Of the 27 households, 29.6% of which had children under the age of 18 living with them, 55.6% were married couples living together, 7.4% were cohabitating couples, 29.6% had a female householder with no spouse or partner present and 7.4% had a male householder with no spouse or partner present. 22.2% of all households were non-families. 11.1% of all households were made up of individuals, 7.4% had someone living alone who was 65 years old or older.

The median age in the city was 45.3 years. 27.7% of the residents were under the age of 20; 3.1% were between the ages of 20 and 24; 18.5% were from 25 and 44; 29.2% were from 45 and 64; and 21.5% were 65 years of age or older. The gender makeup of the city was 47.7% male and 52.3% female.

===2010 census===
As of the census of 2010, there were 66 people, 34 households, and 18 families living in the city. The population density was 183.3 PD/sqmi. There were 42 housing units at an average density of 116.7 /sqmi. The racial makeup of the city was 100.0% White.

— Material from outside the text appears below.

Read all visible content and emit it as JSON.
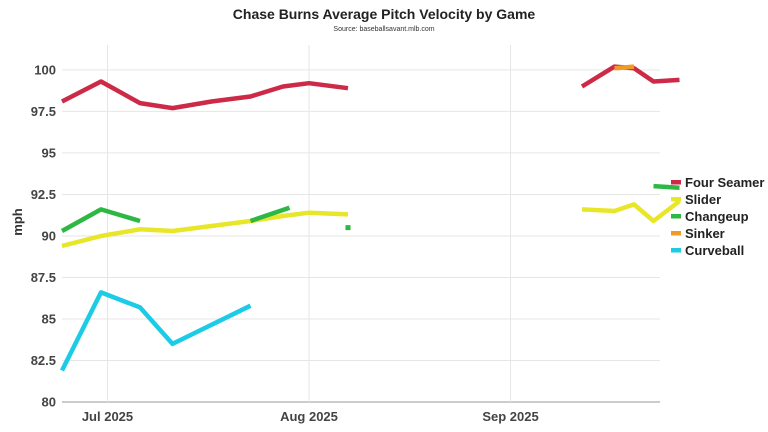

There were 34 households, of which 17.6% had children under the age of 18 living with them, 41.2% were married couples living together, 2.9% had a female householder with no husband present, 8.8% had a male householder with no wife present, and 47.1% were non-families. 35.3% of all households were made up of individuals, and 11.8% had someone living alone who was 65 years of age or older. The average household size was 1.94 and the average family size was 2.44.

The median age in the city was 52 years. 12.1% of residents were under the age of 18; 3.1% were between the ages of 18 and 24; 21.3% were from 25 to 44; 35% were from 45 to 64; and 28.8% were 65 years of age or older. The gender makeup of the city was 53.0% male and 47.0% female.

===2000 census===
As of the census of 2000, there were 77 people, 38 households, and 19 families living in the city. The population density was 210.9 PD/sqmi. There were 46 housing units at an average density of 126.0 /sqmi. The racial makeup of the city was 98.70% White and 1.30% Asian. Hispanic or Latino of any race were 3.90% of the population.

There were 38 households, out of which 10.5% had children under the age of 18 living with them, 50.0% were married couples living together, and 47.4% were non-families. 39.5% of all households were made up of individuals, and 28.9% had someone living alone who was 65 years of age or older. The average household size was 2.03 and the average family size was 2.70.

In the city, the population was spread out, with 13.0% under the age of 18, 7.8% from 18 to 24, 24.7% from 25 to 44, 29.9% from 45 to 64, and 24.7% who were 65 years of age or older. The median age was 48 years. For every 100 females, there were 102.6 males. For every 100 females age 18 and over, there were 91.4 males.

The median income for a household in the city was $28,036, and the median income for a family was $34,375. Males had a median income of $28,750 versus $21,944 for females. The per capita income for the city was $18,387. None of the population and none of the families were below the poverty line.

==Education==
Estherville–Lincoln Central Community School District operates area public schools. It was established on July 1, 1997, by the merger of the Estherville and Lincoln Central school districts.